Q: Define "safe" and "idempotent" methods.
Q: T/F A sequece of idempotent methods is always itself idempotent.

GET - section 9.3 p.53
---

Q: What is a "conditional GET"?

Q: What is a "partial GET"?


Coding an HTTP server (Java)
----------------------------
HTTP RFC: http://tools.ietf.org/html/rfc2616

A working Java HTTP server with basic functionality (in 145 lines)
is available here:

  http://www.brics.dk/ixwt/examples/FileServer.java

  - this version does not adhere to the HTTP RFC in many respects
  - needs comments on functionality (not on how Java works)
  - has many "public" items that should be made private
  - may be missing things such as closing opened files...

  (Older version:  http://www.brics.dk/~amoeller/WWW/javaweb/index.html )

An overview of TCP, HTTP and servers using Java:
  http://www.brics.dk/ixwt/http.pdf

Sun Guides/Tutorials on Java networking (mostly client side):
  http://java.sun.com/j2se/1.5.0/docs/guide/net/overview/overview.html
  http://java.sun.com/docs/books/tutorial/networking/index.html
  http://java.sun.com/docs/books/tutorial/networking/urls/index.html

java.net references:
  http://java.sun.com/j2se/1.5.0/docs/api/java/net/package-summary.html

Java 5.0 (also known as 1.5) package documentation:
  http://java.sun.com/j2se/1.5.0/docs/
  http://java.sun.com/j2se/1.5.0/docs/api/
    - java.io.File, java.lang.String, etc.

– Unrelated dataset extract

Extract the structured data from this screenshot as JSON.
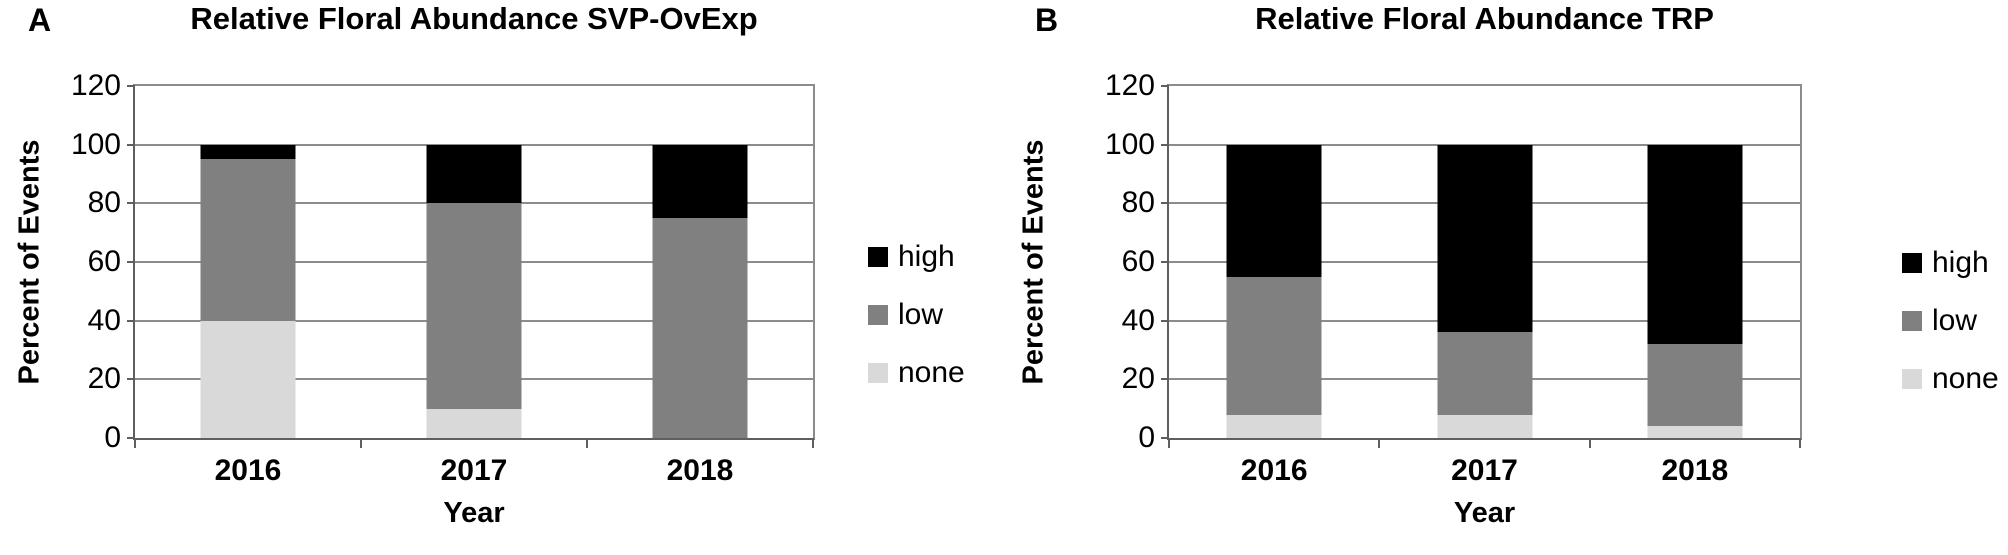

Sniffing Browser HTTP Requests
------------------------------

To see what line a browser sends to an HTTP server, you can use
Ethereal; or, for a quick dump, just use netcat on a spare port (e.g.
55555) and have the browser access http://localhost:55555/foobar :

[ Start a fake HTTP server on a spare port, e.g. 55555 ]

$ nc -v -l -p 55555 localhost    # Debian/Ubuntu
$ nc -v -l localhost 55555       # RedHat/Mandrake
listening on [any] 55555 ...

[ Start up your browser and connect to http://localhost:55555/foobar ]

connect to [127.0.0.1] from localhost [127.0.0.1] 40757
GET /foobar HTTP/1.1
Host: localhost:55555
User-Agent: Mozilla/5.0 (X11; U; Linux i686; en-US; rv:1.7.12) Gecko/20060216 Debian/1.7.12-1.1ubuntu2
Accept: text/xml,application/xml,application/xhtml+xml,text/html;q=0.9,text/plain;q=0.8,image/png,*/*;q=0.5
Accept-Language: en-ca,en-us;q=0.9,en-gb;q=0.7,en;q=0.6,fr-ca;q=0.4,fr-fr;q=0.3,fr;q=0.1
Accept-Encoding: gzip,deflate
Accept-Charset: ISO-8859-1,utf-8;q=0.7,*;q=0.7
Keep-Alive: 300
Connection: keep-alive

[ At this point, you can type back a server reply to the browser ]

HTTP/1.1 200 this is my reply to the browser
Content-Type: text/plain

ab
cd
ef
gh
^C (interrupt)